Tipps wie diese holen sich seine Kunden gern direkt in der Küche ab. Überhaupt schauen sie dem Mietkoch immer wieder über die Schulter. „Anfangs ist das tatsächlich so, dass sie fast jede Minute in die Küche kommen. Es dauert eben, bis sie sich an meine Anwesenheit gewöhnt haben.” Vielen Kunden falle es auch schwer, sich in den eigenen vier Wänden bedienen zu lassen. „Die haben dann schon den Tisch gedeckt, wenn ich komme oder räumen das schmutzige Geschirr ab, obwohl das alles zu meinem Service gehört.”

Erklären kann sich Becker dieses „typische zu-Hause-Verhalten” nicht. „Im Restaurant käme ja auch niemand auf die Idee, selbst zu kellnern.” Teilweise helfen seine Kunden sogar in der Küche.
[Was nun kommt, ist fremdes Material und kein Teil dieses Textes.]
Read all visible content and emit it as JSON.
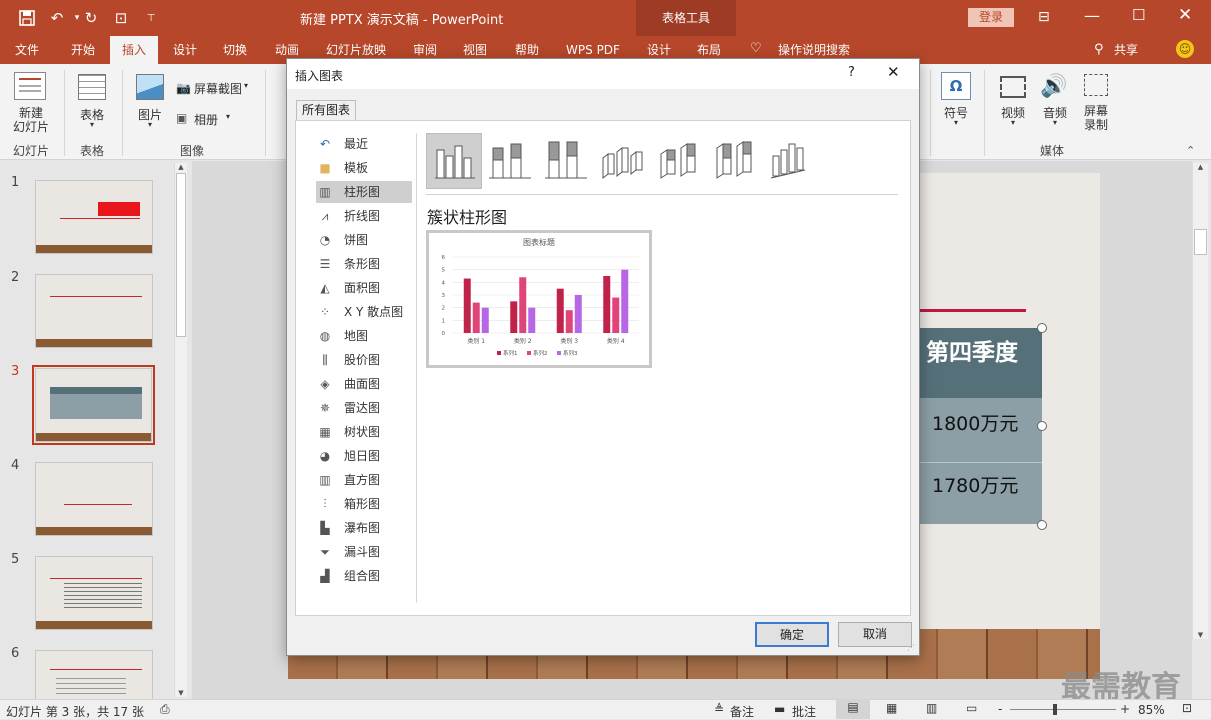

Letztens erst auf einem Junggesellinenabschied in Düsseldorf: „Da hat die Braut auf eigenen Wunsch mit in der Küche gestanden, Gemüse geschnippelt und beim Anrichten geholfen. Das war 'ne lustige Veranstaltung.” Nur das Aufräumen übernimmt Becker immer selbst. „Es gibt zwar auch Kunden, die sagen, ich sollte alles stehen lassen, aber das kommt nicht in Frage.” Bewaffnet mit Scheuerschwamm und Desinfektionsmittel beseitigt er alle Spuren. „Meine Utensilien spüle ich meist nur unter klarem Wasser ab, werfe sie in meine Kisten und reinige sie dann ganz in Ruhe zu Hause.”

Was erwarten Gäste von einem Mietkoch? „Ich glaube, einige haben im Hinterkopf tatsächlich das perfekte Dinner. Aber viele wollen sich auch überraschen lassen.” Mittlerweile hat Becker sogar Stammgäste, die er zu jeder Feier besucht. „Da weiß ich: Kartoffelgratin ist ein Muss.”